Le Couvent des Capucins

couvent des capucins

Nos beaux et vieux bâtiments… vides (3)

Ville historique au riche patrimoine, Douai possède une caractéristique frappante : la présence dans ses rues de nombreux bâtiments anciens, parfois énormes, souvent classés mais… vides.

Un bâtiment bientôt désaffecté

Cette fois-ci, on triche un peu car ce bâtiment exceptionnel est en théorie occupé par le centre d’information et d’orientation (CIO), organisme chargé d’accompagner les élèves, voire des adultes, dans leurs parcours professionnels.

couvent des capucins - entrée du CIO

Le réseau des CIO connait actuellement en France une profonde évolution. La réforme en cours, qui répond au transfert de ces compétences vers la région, prévoit qu’à terme que chaque département n’ait qu’un centre public d’orientation et que l’action des conseillers soit concentrée prioritairement dans les établissements scolaires.

Il est vrai que parcourir le site internet du CIO de Douai, qui n’a pas été actualisé depuis 2017, ne donne pas l’impression d’une activité intense. Quoi qu’il en soit, le départ de cette structure n’est plus qu’une question de temps. Il faut donc s’y préparer, anticipation qui, le lecteur en conviendra, se voit peu dans notre ville.

Le Couvent des Capucins

Les Frères mineurs capucins constituent un ordre monastique relativement récent. Lié à l’ancienne famille franciscaine, autorisé en 1528 par le pape Clément VII, il n’a obtenu qu’en 1574, de Grégoire XIII, la liberté de se répandre partout dans le monde.
Introduit en France à cette date, l’ordre y a connu un grand succès.
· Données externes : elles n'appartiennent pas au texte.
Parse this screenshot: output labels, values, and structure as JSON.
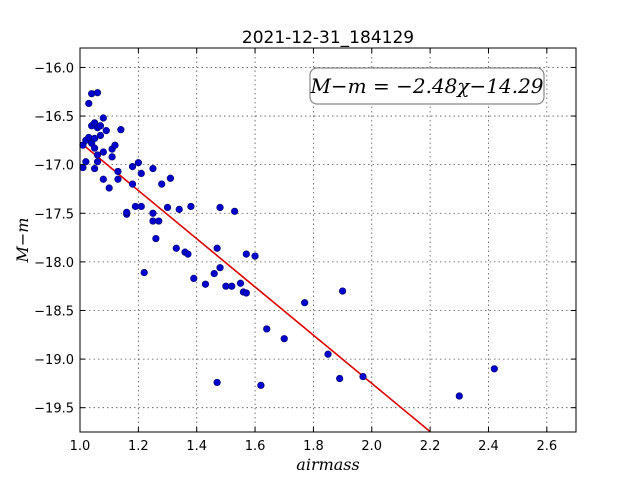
{
  "chart_data": {
    "type": "scatter",
    "title": "2021-12-31_184129",
    "xlabel": "airmass",
    "ylabel": "M−m",
    "xlim": [
      1.0,
      2.7
    ],
    "ylim": [
      -19.75,
      -15.8
    ],
    "x_ticks": [
      1.0,
      1.2,
      1.4,
      1.6,
      1.8,
      2.0,
      2.2,
      2.4,
      2.6
    ],
    "x_tick_labels": [
      "1.0",
      "1.2",
      "1.4",
      "1.6",
      "1.8",
      "2.0",
      "2.2",
      "2.4",
      "2.6"
    ],
    "y_ticks": [
      -16.0,
      -16.5,
      -17.0,
      -17.5,
      -18.0,
      -18.5,
      -19.0,
      -19.5
    ],
    "y_tick_labels": [
      "−16.0",
      "−16.5",
      "−17.0",
      "−17.5",
      "−18.0",
      "−18.5",
      "−19.0",
      "−19.5"
    ],
    "grid": true,
    "annotation": "M−m = −2.48χ−14.29",
    "annotation_position": "top-right",
    "marker_color": "#0000cc",
    "fit_color": "#dd0000",
    "fit": {
      "slope": -2.48,
      "intercept": -14.29,
      "x_range": [
        1.0,
        2.2
      ]
    },
    "points": [
      {
        "x": 1.01,
        "y": -16.8
      },
      {
        "x": 1.01,
        "y": -17.03
      },
      {
        "x": 1.02,
        "y": -16.97
      },
      {
        "x": 1.02,
        "y": -16.75
      },
      {
        "x": 1.03,
        "y": -16.72
      },
      {
        "x": 1.03,
        "y": -16.37
      },
      {
        "x": 1.04,
        "y": -16.27
      },
      {
        "x": 1.04,
        "y": -16.6
      },
      {
        "x": 1.04,
        "y": -16.78
      },
      {
        "x": 1.05,
        "y": -16.57
      },
      {
        "x": 1.05,
        "y": -16.83
      },
      {
        "x": 1.05,
        "y": -17.04
      },
      {
        "x": 1.05,
        "y": -16.73
      },
      {
        "x": 1.06,
        "y": -16.26
      },
      {
        "x": 1.06,
        "y": -16.62
      },
      {
        "x": 1.06,
        "y": -16.9
      },
      {
        "x": 1.06,
        "y": -16.97
      },
      {
        "x": 1.07,
        "y": -16.6
      },
      {
        "x": 1.07,
        "y": -16.7
      },
      {
        "x": 1.08,
        "y": -16.52
      },
      {
        "x": 1.08,
        "y": -16.87
      },
      {
        "x": 1.08,
        "y": -17.15
      },
      {
        "x": 1.09,
        "y": -16.65
      },
      {
        "x": 1.1,
        "y": -17.24
      },
      {
        "x": 1.11,
        "y": -16.84
      },
      {
        "x": 1.11,
        "y": -16.92
      },
      {
        "x": 1.12,
        "y": -16.8
      },
      {
        "x": 1.13,
        "y": -17.15
      },
      {
        "x": 1.13,
        "y": -17.07
      },
      {
        "x": 1.14,
        "y": -16.64
      },
      {
        "x": 1.16,
        "y": -17.51
      },
      {
        "x": 1.16,
        "y": -17.49
      },
      {
        "x": 1.18,
        "y": -17.2
      },
      {
        "x": 1.18,
        "y": -17.02
      },
      {
        "x": 1.19,
        "y": -17.43
      },
      {
        "x": 1.2,
        "y": -16.98
      },
      {
        "x": 1.21,
        "y": -17.09
      },
      {
        "x": 1.21,
        "y": -17.43
      },
      {
        "x": 1.22,
        "y": -18.11
      },
      {
        "x": 1.25,
        "y": -17.04
      },
      {
        "x": 1.25,
        "y": -17.5
      },
      {
        "x": 1.25,
        "y": -17.58
      },
      {
        "x": 1.26,
        "y": -17.76
      },
      {
        "x": 1.27,
        "y": -17.58
      },
      {
        "x": 1.28,
        "y": -17.2
      },
      {
        "x": 1.3,
        "y": -17.44
      },
      {
        "x": 1.31,
        "y": -17.14
      },
      {
        "x": 1.33,
        "y": -17.86
      },
      {
        "x": 1.34,
        "y": -17.46
      },
      {
        "x": 1.36,
        "y": -17.9
      },
      {
        "x": 1.37,
        "y": -17.92
      },
      {
        "x": 1.38,
        "y": -17.43
      },
      {
        "x": 1.39,
        "y": -18.17
      },
      {
        "x": 1.43,
        "y": -18.23
      },
      {
        "x": 1.46,
        "y": -18.12
      },
      {
        "x": 1.47,
        "y": -17.86
      },
      {
        "x": 1.47,
        "y": -19.24
      },
      {
        "x": 1.48,
        "y": -17.44
      },
      {
        "x": 1.48,
        "y": -18.06
      },
      {
        "x": 1.5,
        "y": -18.25
      },
      {
        "x": 1.52,
        "y": -18.25
      },
      {
        "x": 1.53,
        "y": -17.48
      },
      {
        "x": 1.55,
        "y": -18.22
      },
      {
        "x": 1.56,
        "y": -18.31
      },
      {
        "x": 1.57,
        "y": -17.92
      },
      {
        "x": 1.57,
        "y": -18.32
      },
      {
        "x": 1.6,
        "y": -17.94
      },
      {
        "x": 1.62,
        "y": -19.27
      },
      {
        "x": 1.64,
        "y": -18.69
      },
      {
        "x": 1.7,
        "y": -18.79
      },
      {
        "x": 1.77,
        "y": -18.42
      },
      {
        "x": 1.85,
        "y": -18.95
      },
      {
        "x": 1.89,
        "y": -19.2
      },
      {
        "x": 1.9,
        "y": -18.3
      },
      {
        "x": 1.97,
        "y": -19.18
      },
      {
        "x": 2.3,
        "y": -19.38
      },
      {
        "x": 2.42,
        "y": -19.1
      }
    ]
  }
}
Ce dernier a été plus flagrant encore dans les Flandres où les pères capucins (dont l’habit comporte un capuchon qui explique leur dénomination) ont appuyé avec efficacité l’action de la Contre Réforme.

Appelés à Douai par le doyen et les chanoines de St Amé en 1591, la présence des capucins dans la ville a été régularisée par une bulle papale en 1618. Le plan relief de 1709 montre leur couvent qui présente peu de points communs avec celui d’aujourd’hui.
La ville, lors de la Révolution, a réussi à prouver son droit de propriété sur les bâtiments. Cette décision a évité leur vente en bien national qui aurait été suivie, à l’exemple de la collégiale, par sa probable destruction.
Les lieux ont toutefois été vidés de la douzaine de tableaux qui s’y trouvaient mais surtout de la bibliothèque dont les volumes ont rejoint le fonds municipal.

Le couvent des Capucins en 1709
Le couvent des Capucins en 1709, Mémoires de la SASA, 1903-1904.

Le siège de la Société d’Agriculture

En 1812, le cloître et l’église, proches de la rue d’Arras, démolis, ont libéré un espace aménagé en jardin tandis que le bâtiment principal, probablement construit au XVIII° siècle, donc récent, a été offert à la «Société d’agriculture» de la ville.
Fondée en 1799, d’abord dédiée à l’innovation agricole comme son nom l’indique, cette société savante dont peu de cités peuvent s’enorgueillir en termes d’ancienneté, s’est ensuite diversifiée vers les lettres et l’histoire, célébrant jusqu’à aujourd’hui le patrimoine de Douai.

Outre une salle de réunion, la bibliothèque de la société, installée dans les locaux, offrait aux amateurs des ressources imprimées originales. Plus encore, des serres abritant des variétés exotiques, construites sur un côté de l’allée centrale permettaient outre d’acclimater des essences rares, de les faire connaitre aux promeneurs dans la plus belle tradition physiocratique du siècle des Lumières.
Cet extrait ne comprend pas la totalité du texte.